"Hermano traidor, escucha"


Guillermo Rovirosa, cristiano militante actualmente el proceso de beatificación, nos ofrece en su libro El primer traidor cristiano: Judas de Keriot, el apóstol la siguiente reflexión que nos puede ayudar en la Cuaresma en nuestro camino de autoexamen y conversión: 

«Hermano traidor, escucha: Lo más peligroso es no saberse traidor, y vigilar únicamente las trai­ciones de «los otros». Esto nos lleva a encerrarnos dentro de la propia muralla, en la que dejaremos entrar a Jesús por pura bondad y con-descendencia nuestras, y como un acto muy meritorio del que le pasamos factura para que ponga su poder a nuestra disposición, pero que no nos moleste demasiado.
Este aislamiento es la venda de los ojos del alma, que no nos deja ver las propias traiciones, y nos empuja a caer en traiciones cada vez mayo­res. No notamos el golpe de la caída porque caemos siempre sobre ese colchón gordísimo, tan blando, tan fofo, tan informe e impreciso, que se llama buena conciencia. Esto en cuanto respecta a nuestro interior.

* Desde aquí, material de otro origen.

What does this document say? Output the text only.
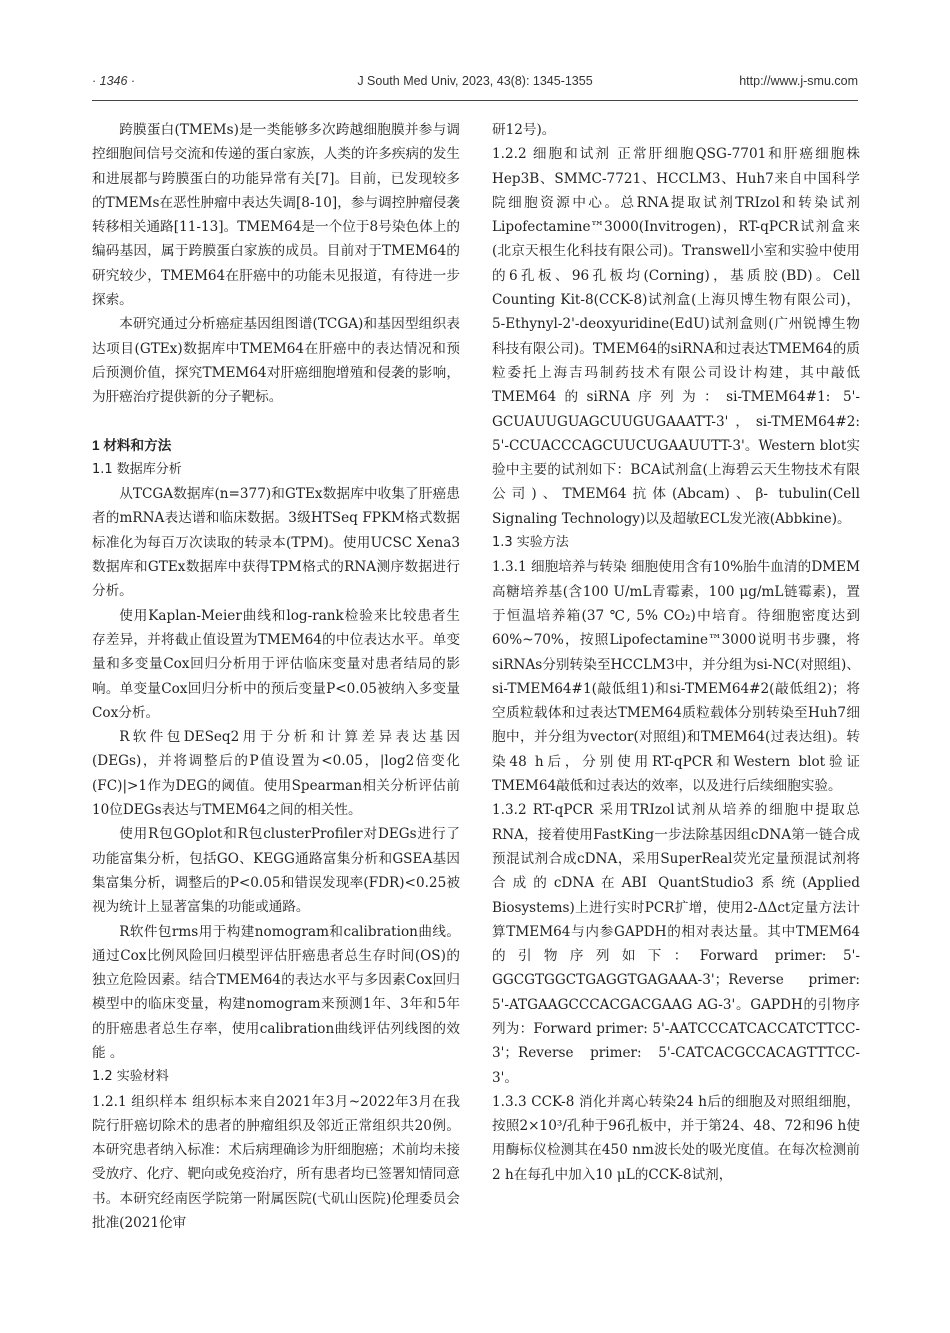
· 1346 ·	J South Med Univ, 2023, 43(8): 1345-1355	http://www.j-smu.com

跨膜蛋白(TMEMs)是一类能够多次跨越细胞膜并参与调控细胞间信号交流和传递的蛋白家族，人类的许多疾病的发生和进展都与跨膜蛋白的功能异常有关[7]。目前，已发现较多的TMEMs在恶性肿瘤中表达失调[8-10]，参与调控肿瘤侵袭转移相关通路[11-13]。TMEM64是一个位于8号染色体上的编码基因，属于跨膜蛋白家族的成员。目前对于TMEM64的研究较少，TMEM64在肝癌中的功能未见报道，有待进一步探索。

本研究通过分析癌症基因组图谱(TCGA)和基因型组织表达项目(GTEx)数据库中TMEM64在肝癌中的表达情况和预后预测价值，探究TMEM64对肝癌细胞增殖和侵袭的影响，为肝癌治疗提供新的分子靶标。

1 材料和方法

1.1 数据库分析

从TCGA数据库(n=377)和GTEx数据库中收集了肝癌患者的mRNA表达谱和临床数据。3级HTSeq FPKM格式数据标准化为每百万次读取的转录本(TPM)。使用UCSC Xena3数据库和GTEx数据库中获得TPM格式的RNA测序数据进行分析。

使用Kaplan-Meier曲线和log-rank检验来比较患者生存差异，并将截止值设置为TMEM64的中位表达水平。单变量和多变量Cox回归分析用于评估临床变量对患者结局的影响。单变量Cox回归分析中的预后变量P<0.05被纳入多变量Cox分析。

R软件包DESeq2用于分析和计算差异表达基因(DEGs)，并将调整后的P值设置为<0.05，|log2倍变化(FC)|>1作为DEG的阈值。使用Spearman相关分析评估前10位DEGs表达与TMEM64之间的相关性。

使用R包GOplot和R包clusterProfiler对DEGs进行了功能富集分析，包括GO、KEGG通路富集分析和GSEA基因集富集分析，调整后的P<0.05和错误发现率(FDR)<0.25被视为统计上显著富集的功能或通路。

R软件包rms用于构建nomogram和calibration曲线。通过Cox比例风险回归模型评估肝癌患者总生存时间(OS)的独立危险因素。结合TMEM64的表达水平与多因素Cox回归模型中的临床变量，构建nomogram来预测1年、3年和5年的肝癌患者总生存率，使用calibration曲线评估列线图的效能 。

1.2 实验材料

1.2.1 组织样本 组织标本来自2021年3月~2022年3月在我院行肝癌切除术的患者的肿瘤组织及邻近正常组织共20例。本研究患者纳入标准：术后病理确诊为肝细胞癌；术前均未接受放疗、化疗、靶向或免疫治疗，所有患者均已签署知情同意书。本研究经南医学院第一附属医院(弋矶山医院)伦理委员会批准(2021伦审

研12号)。

1.2.2 细胞和试剂 正常肝细胞QSG-7701和肝癌细胞株Hep3B、SMMC-7721、HCCLM3、Huh7来自中国科学院细胞资源中心。总RNA提取试剂TRIzol和转染试剂Lipofectamine™3000(Invitrogen)，RT-qPCR试剂盒来(北京天根生化科技有限公司)。Transwell小室和实验中使用的6孔板、96孔板均(Corning)，基质胶(BD)。Cell Counting Kit-8(CCK-8)试剂盒(上海贝博生物有限公司)，5-Ethynyl-2'-deoxyuridine(EdU)试剂盒则(广州锐博生物科技有限公司)。TMEM64的siRNA和过表达TMEM64的质粒委托上海吉玛制药技术有限公司设计构建，其中敲低TMEM64的siRNA序列为：si-TMEM64#1: 5'-GCUAUUGUAGCUUGUGAAATT-3'，si-TMEM64#2: 5'-CCUACCCAGCUUCUGAAUUTT-3'。Western blot实验中主要的试剂如下：BCA试剂盒(上海碧云天生物技术有限公司)、TMEM64抗体(Abcam)、β- tubulin(Cell Signaling Technology)以及超敏ECL发光液(Abbkine)。

1.3 实验方法

1.3.1 细胞培养与转染 细胞使用含有10%胎牛血清的DMEM高糖培养基(含100 U/mL青霉素，100 μg/mL链霉素)，置于恒温培养箱(37 ℃, 5% CO₂)中培育。待细胞密度达到60%~70%，按照Lipofectamine™3000说明书步骤，将siRNAs分别转染至HCCLM3中，并分组为si-NC(对照组)、si-TMEM64#1(敲低组1)和si-TMEM64#2(敲低组2)；将空质粒载体和过表达TMEM64质粒载体分别转染至Huh7细胞中，并分组为vector(对照组)和TMEM64(过表达组)。转染48 h后，分别使用RT-qPCR和Western blot验证TMEM64敲低和过表达的效率，以及进行后续细胞实验。

1.3.2 RT-qPCR 采用TRIzol试剂从培养的细胞中提取总RNA，接着使用FastKing一步法除基因组cDNA第一链合成预混试剂合成cDNA，采用SuperReal荧光定量预混试剂将合成的cDNA在ABI QuantStudio3系统(Applied Biosystems)上进行实时PCR扩增，使用2-ΔΔct定量方法计算TMEM64与内参GAPDH的相对表达量。其中TMEM64的引物序列如下：Forward primer: 5'-GGCGTGGCTGAGGTGAGAAA-3'；Reverse primer: 5'-ATGAAGCCCACGACGAAG AG-3'。GAPDH的引物序列为：Forward primer: 5'-AATCCCATCACCATCTTCC-3'；Reverse primer: 5'-CATCACGCCACAGTTTCC-3'。

1.3.3 CCK-8 消化并离心转染24 h后的细胞及对照组细胞，按照2×10³/孔种于96孔板中，并于第24、48、72和96 h使用酶标仪检测其在450 nm波长处的吸光度值。在每次检测前2 h在每孔中加入10 μL的CCK-8试剂，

Exteriormente: el trato con los demás. Constantemente contamos a «los otros» todas nuestras grandezas y excelencias, poniendo un velo tan tupido a «lo otro» que acabamos por olvidarlo nosotros mismos. Esta aureola hemos de mantenerla en nuestra cabeza cueste lo que cues­te. Y así funciona el trato: diciéndonos cosas amables los unos a los otros, haciendo ver que apreciamos para que se nos aprecie. Do ut des. Aquí resuenan como un trallazo aquellas palabras fulminantes: ¿Cómo podréis creer en Mí los que andáis buscando vuestra gloria los unos de los otros?
Si te sientes traidor, poco o mucho, lo primero que te conviene (me parece) es encontrar a otro que se sienta aquejado del mismo mal. Y comunicaros mutuamente las propias traiciones.

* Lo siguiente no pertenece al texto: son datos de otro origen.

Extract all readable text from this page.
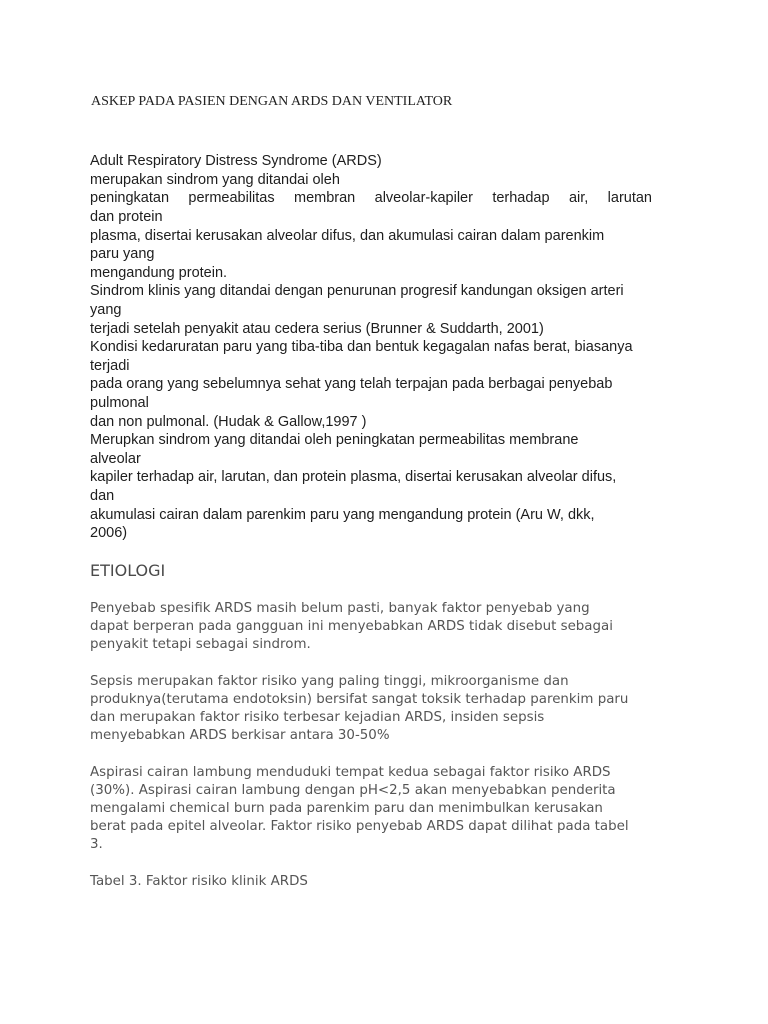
ASKEP PADA PASIEN DENGAN ARDS DAN VENTILATOR

Adult Respiratory Distress Syndrome (ARDS)

merupakan sindrom yang ditandai oleh

peningkatan permeabilitas membran alveolar-kapiler terhadap air, larutan

dan protein

plasma, disertai kerusakan alveolar difus, dan akumulasi cairan dalam parenkim

paru yang

mengandung protein.

Sindrom klinis yang ditandai dengan penurunan progresif kandungan oksigen arteri

yang

terjadi setelah penyakit atau cedera serius (Brunner & Suddarth, 2001)

Kondisi kedaruratan paru yang tiba-tiba dan bentuk kegagalan nafas berat, biasanya

terjadi

pada orang yang sebelumnya sehat yang telah terpajan pada berbagai penyebab

pulmonal

dan non pulmonal. (Hudak & Gallow,1997 )

Merupkan sindrom yang ditandai oleh peningkatan permeabilitas membrane

alveolar

kapiler terhadap air, larutan, dan protein plasma, disertai kerusakan alveolar difus,

dan

akumulasi cairan dalam parenkim paru yang mengandung protein (Aru W, dkk,

2006)

ETIOLOGI

Penyebab spesifik ARDS masih belum pasti, banyak faktor penyebab yang

dapat berperan pada gangguan ini menyebabkan ARDS tidak disebut sebagai

penyakit tetapi sebagai sindrom.

Sepsis merupakan faktor risiko yang paling tinggi, mikroorganisme dan

produknya(terutama endotoksin) bersifat sangat toksik terhadap parenkim paru

dan merupakan faktor risiko terbesar kejadian ARDS, insiden sepsis

menyebabkan ARDS berkisar antara 30-50%

Aspirasi cairan lambung menduduki tempat kedua sebagai faktor risiko ARDS

(30%). Aspirasi cairan lambung dengan pH<2,5 akan menyebabkan penderita

mengalami chemical burn pada parenkim paru dan menimbulkan kerusakan

berat pada epitel alveolar. Faktor risiko penyebab ARDS dapat dilihat pada tabel

3.

Tabel 3. Faktor risiko klinik ARDS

Aquí viene como anillo al dedo, pero al revés, aquel cuento moral (sic) tan imbécil de «La manzana podrida». Las manzanas originalmente son sanas, y el mal les viene de fuera; por esto hay que preservarlas. Pero las personas no somos manzanas. Los hombres estamos agusana­dos originariamente, incluso los niños más pequeños; y la sanidad, que es Jesús, nos viene de fuera. Pero Jesús quiere que su sanidad llegue a los hombres a través de otros hombres como una epidemia salutífera que «se pega» de unos a otros. Y lo único que nos pide es que no le ne­guemos a Él y que nos neguemos a nosotros mismos (que no son dos cosas, sino una sola). Por esto hemos de comunicarnos unos a otros nuestras traiciones, para traicionar cada vez menos. Si no hablamos nunca de ellas las llegamos a olvidar, y esto es catastrófico, pues nos conduce al fariseísmo más repugnante. Si hablamos de ellas la vista se nos aclara, la humildad funciona, y con ella el germen de salud que provocará un nuevo milagro de Jesús, sanando una manzana podrida.
¡Quién sabe si unos grupos de traidores conscientes de su propia traición y abominándola, deseosos de seguir a Jesús sin imponerle nuestros métodos, podrán desviar la marcha de la sociedad actual, pa­sando del camino de la traición hipócrita y «canonizada» al camino de la traición reconocida y penitente!
El escribir estas páginas ha sido doloroso y bienhechor para mí; todo a un tiempo. Y ahora, al terminar, siento el aliviador descanso que proporciona una buena purga. Ya sé que este ejemplo es asquero­so, pero es que la materia de que aquí se trata lo es todavía más.
Pero me he quedado a la mitad de camino.
Quiero decir, lector querido, que también te reconoces traidor, que yo te he contado mis traiciones, pero falta que tú me cuentes las tuyas.
Entonces sí que podríamos abrazarnos fuerte, muy fuerte, que los corazones latieran al unísono uno junto al otro; tan fuerte, tan fuerte que ambos corazones se fundieran en uno solo... con el Corazón de Cristo. Ya que Jesús nos ama tal como somos, y no nos pide más que tomemos conciencia de nuestras traiciones para aborrecerlas y seguir­le a Él. ¿Seguirle adonde? A la derecha del Padre. ¡Esto da vértigo!
Asesinos de Jesús con nuestros pecados; ladrones de la gloria de Dios con nuestra soberbia; traidores integrales y ejemplo de todas las ba­jezas, unamos nuestro llanto y elevemos muy alto nuestro grito triunfal:
¡Jesús es nuestro Dios!
Con el Padre y el Espíritu Santo:
¡El único Dios!»

Guillermo RovirosaEl primer traidor cristiano: Judas de Keriot, el apóstol. 1959.